TBILISI, DFWatch–NATO’s Secretary General Anders Fogh Rasmussen promises that Georgia’s progress will be assessed at the upcoming NATO Summit in Wales, but stops short of saying what the outcome might be.
Many Georgians had reckoned that their country would finally be granted a Membership Action Plan (MAP) this September, but after German Chancellor Angela Merkel’s recent statement that Georgia won’t get a MAP this time around, the issue has again become a hot topic in Tbilisi.
During a meeting of NATO defense ministers in Brussels June 3-4, the Secretary General was asked a few times how Georgia’s progress will be assessed at the upcoming summit.
At the final press conference Anders Fogh Rasmussen said he cannot answer this question, as no timetable has been discussed yet.
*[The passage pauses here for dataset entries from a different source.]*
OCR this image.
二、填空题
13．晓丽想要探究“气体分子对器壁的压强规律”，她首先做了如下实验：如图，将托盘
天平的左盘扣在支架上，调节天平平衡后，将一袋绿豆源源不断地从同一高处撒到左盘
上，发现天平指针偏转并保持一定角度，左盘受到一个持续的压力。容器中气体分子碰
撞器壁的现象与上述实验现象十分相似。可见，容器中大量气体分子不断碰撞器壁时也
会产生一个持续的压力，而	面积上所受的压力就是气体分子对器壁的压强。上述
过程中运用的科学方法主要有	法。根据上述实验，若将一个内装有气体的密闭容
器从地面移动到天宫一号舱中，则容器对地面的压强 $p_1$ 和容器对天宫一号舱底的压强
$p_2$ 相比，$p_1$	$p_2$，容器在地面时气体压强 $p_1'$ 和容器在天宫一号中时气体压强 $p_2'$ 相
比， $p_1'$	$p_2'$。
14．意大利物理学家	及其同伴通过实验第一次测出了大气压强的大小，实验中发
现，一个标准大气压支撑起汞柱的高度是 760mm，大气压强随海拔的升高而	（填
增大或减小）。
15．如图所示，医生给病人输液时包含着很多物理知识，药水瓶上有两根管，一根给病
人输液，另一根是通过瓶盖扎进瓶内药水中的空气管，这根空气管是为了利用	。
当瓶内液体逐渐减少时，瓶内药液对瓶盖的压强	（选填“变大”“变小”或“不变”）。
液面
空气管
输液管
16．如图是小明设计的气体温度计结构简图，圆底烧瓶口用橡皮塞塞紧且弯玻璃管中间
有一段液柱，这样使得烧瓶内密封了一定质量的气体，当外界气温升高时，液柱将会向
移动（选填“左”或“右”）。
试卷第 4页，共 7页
“We have noted significant progress in Georgia when it comes to defense reforms and also broader reforms of the Georgian society,” he said, “and that progress has been acknowledged at today’s meeting. But we also realize that there is more work to be done.”
He continued saying that at the end of the month foreign ministers will meet and discuss what progress each aspiring country has made, after which decision will be made how to address the open door policy at the upcoming summit, but it is too early to answer that question.
Rasmussen also couldn’t say what alternative instrument to a MAP there is for Georgia.
“We have four aspirant countries. Each of them will be treated individually based on their merits, so to speak, based on the progress they have achieved.”
Within the frames of the meeting of ministers, Georgia’s Defense Minister Irakli Alasania met with Rasmussen at the NATO headquarters. They discussed reforms conducted in defense, as well as Georgia’s participation in the ISAF mission in Afghanistan and Georgia’s involvement in the post-ISAF mission.
June 4, the NATO-Georgia Commission met on the level of defense ministers.
“The crisis caused by Russia’s aggression against Ukraine has repercussions for Georgia, its region, and Euro-Atlantic security,” the Secretary General said at the opening of the commission session.
“NATO Allies do not, and will not, recognize Russia’s illegal annexation of Crimea. And neither do we accept Russia’s recognition of the South Ossetia and Abkhazia regions of Georgia as independent states.”
He also said that NATO stands by the decision made at the Bucharest summit in 2008 that Georgia will become a member as soon as it fulfills the requirements of membership.
“I am confident that our next summit will recognize Georgia’s progress,” he added.
Alasania said after the session that this meeting of the NATO-Georgia Commission was one of the most successful for the last few years, and that all allies agreed that Georgia’s success will not only be declared at the upcoming NATO summit in Wales, but concrete, effective and practical steps will be taken for strengthen Georgia’s defense capabilities.
“This agreement and consensus is a very important basis in order to see more NATO presence in the region after the next summit. The most important goal is to strengthen Georgia’s defense capabilities,” he said.
During a recent visit to Germany, Prime Minister Irakli Gharibashvili met with the Chancellor Angela Merkel, who said that Georgia will not be offered a MAP at the next summit, but that there are many other ways to express that Georgia is a good partner and its progress is visible.
At a press conference on Wednesday, the PM avoided to answer why, according to Merkel, Georgia won’t be offered a MAP this time. Instead, he criticized the former government for giving people ‘false expectations’.